Whole of Government Accounts, Batman!
By Richard Hughes
After 10 years of preparation, pilots and dry-run processes, last week the UK Treasury finally published the first set of Whole of Government Accounts (WGA) for financial year 2009-10. While a long-time in the making, the publication of Britain’s first ever consolidated government income statement and balance sheet represents a major milestone in UK fiscal reporting and public sector accounting practice in general.
From the Bottom to the Top of the Accounting Class
While the UK Office of National Statistics (ONS) has published consolidated fiscal statistics for the whole public sector for decades, the UK has lagged behind most countries in the world in the preparation of consolidated end-of-year accounts. Indeed, up until last week, the UK did not even produce consolidated, audited accounts for central government. The only audited government financial statements that existed were for individual government departments, local governments, and other public entities.
With the publication of WGA, the UK has leapfrogged from the bottom to the top of the government accounting class in four respects:
First, WGA have some of the broadest coverage of any government financial statements in the world. WGA consolidate over 1,500 public sector entities including central government departments, non-departmental public bodies, independent government agencies, local and regional governments, hospitals, and public corporations. Even the “accounting swots” in the Australian and New Zealand treasuries don’t produce accounts with this degree of comprehensiveness.
Second, WGA are prepared using fully accrual-based International Financial Reporting Standards (IFRS) adapted for the public sector by the UK authorities drawing on International Public Sector Accounting Standards (IPSAS). By contrast, the public sector fiscal statistics produced by the ONS have been prepared according to the National Accounts standard which combines both cash and accrual concepts.

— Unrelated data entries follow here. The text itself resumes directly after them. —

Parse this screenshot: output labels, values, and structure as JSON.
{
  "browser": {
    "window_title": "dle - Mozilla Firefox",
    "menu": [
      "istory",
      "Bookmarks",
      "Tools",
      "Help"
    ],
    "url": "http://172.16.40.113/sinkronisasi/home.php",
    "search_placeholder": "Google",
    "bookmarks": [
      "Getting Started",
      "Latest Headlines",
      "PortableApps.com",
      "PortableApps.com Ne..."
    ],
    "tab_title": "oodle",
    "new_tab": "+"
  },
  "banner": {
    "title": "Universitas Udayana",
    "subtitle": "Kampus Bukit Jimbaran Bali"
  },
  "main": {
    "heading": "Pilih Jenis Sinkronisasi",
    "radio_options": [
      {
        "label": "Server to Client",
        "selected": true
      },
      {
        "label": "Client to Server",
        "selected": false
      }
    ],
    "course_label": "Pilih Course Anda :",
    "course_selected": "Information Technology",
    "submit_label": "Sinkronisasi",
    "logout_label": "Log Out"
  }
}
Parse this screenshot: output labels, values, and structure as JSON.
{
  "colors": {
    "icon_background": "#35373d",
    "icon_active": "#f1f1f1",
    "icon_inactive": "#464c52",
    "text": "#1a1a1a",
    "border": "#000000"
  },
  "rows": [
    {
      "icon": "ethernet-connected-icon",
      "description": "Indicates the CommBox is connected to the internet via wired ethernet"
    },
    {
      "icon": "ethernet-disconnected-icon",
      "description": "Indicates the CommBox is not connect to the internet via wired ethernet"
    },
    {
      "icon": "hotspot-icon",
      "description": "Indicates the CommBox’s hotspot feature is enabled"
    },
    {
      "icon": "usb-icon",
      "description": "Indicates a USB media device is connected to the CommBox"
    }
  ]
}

Third, WGA are the first to combine all of the government’s fixed and financial assets and liabilities into a full “sovereign balance sheet” for the UK. While past ONS data on public sector net debt has incorporated the value of liquid financial assets, the WGA balance sheet also reflects the current value of physical assets from the motorway network to the 2012 Olympic Stadium to Stonehenge.
Fourth, WGA include many of the more “exotic” assets and liabilities that have so far been excluded from public accounts in the UK and elsewhere. These include the present value of government liabilities arising from civil service pensions, public private partnerships (known as the Private Finance Initiative in the UK), provisions (including for the future costs of decommission nuclear reactors), and contingent liabilities (including those related to recent government interventions in the financial sector.)
So while the annual production of WGA requires a major resource commitment from the UK’s public accounting community, most would say that it is worth the effort.
A Promising Future?
As for what they reveal about the current state of the UK public finances, the Statement of Revenue and Expenditure contains few surprises. The total net deficit of £164.1bn (11.7 percent of GDP) for 2009-10 on and IFRS basis was almost identical to the National Accounts estimate of public sector net borrowing for the same year.
However, the UK’s first public sector balance sheet revealed some new and stark facts about the government’s overall financial position. Specifically it showed that the UK public sector liabilities exceeded its assets by a ratio of 2:1 leaving the government with a negative net worth of around £1.2 trillion (84.5 percent of GDP) at the end of 2009-10. Of the UK government’s £2.4 trillion in liabilities, nearly half (£1.1 trillion) was the net present value of the government’s pension liabilities to current and retired public servants. This exceeded the government’s £804 billion in debt and dwarfed the few tens of billions of liabilities arising from PPP contracts. UK Treasury officials hasten to point out that the WGA balance sheet does not include the government single biggest asset, the power to tax. But this may offer less comfort to British taxpayers and public servants.
Could Do Better
While WGA represent an impressive achievement, accountants are hard people to please, and public sector finance boffins have pointed to a number of “areas for development” for future iterations of WGA.
First, the document published last week was merely an unaudited summary of the WGA for 2009-10. The full, detailed, audited set of accounts will not be published until later in the year.
Second, the institutional coverage of WGA still falls short of the whole public sector. Some entities that are classified to the public sector by the ONS like the Bank of England, Parliament, the Supreme Court, and (depending on the month) Network Rail are excluded from WGA on constitutional grounds.
Third, while the government’s equity stake in or guarantees to the UK’s fragile banking sector are included in the WGA balance sheet, the banks’ own revenue, expenditure, assets and liabilities are not consolidated even where they are government owned or controlled. The reason given is that doing would “distort the accounts and make it difficult to determine trends,” but no explanation is given for what the summary accounts could not be presented on both a “including banks” and “excluding banks” basis.
But, all thing considered, this first set of Whole of Government Accounts embodies a great leap forward for fiscal transparency in the UK and a new standard to which the public finance profession can repair in these challenging times.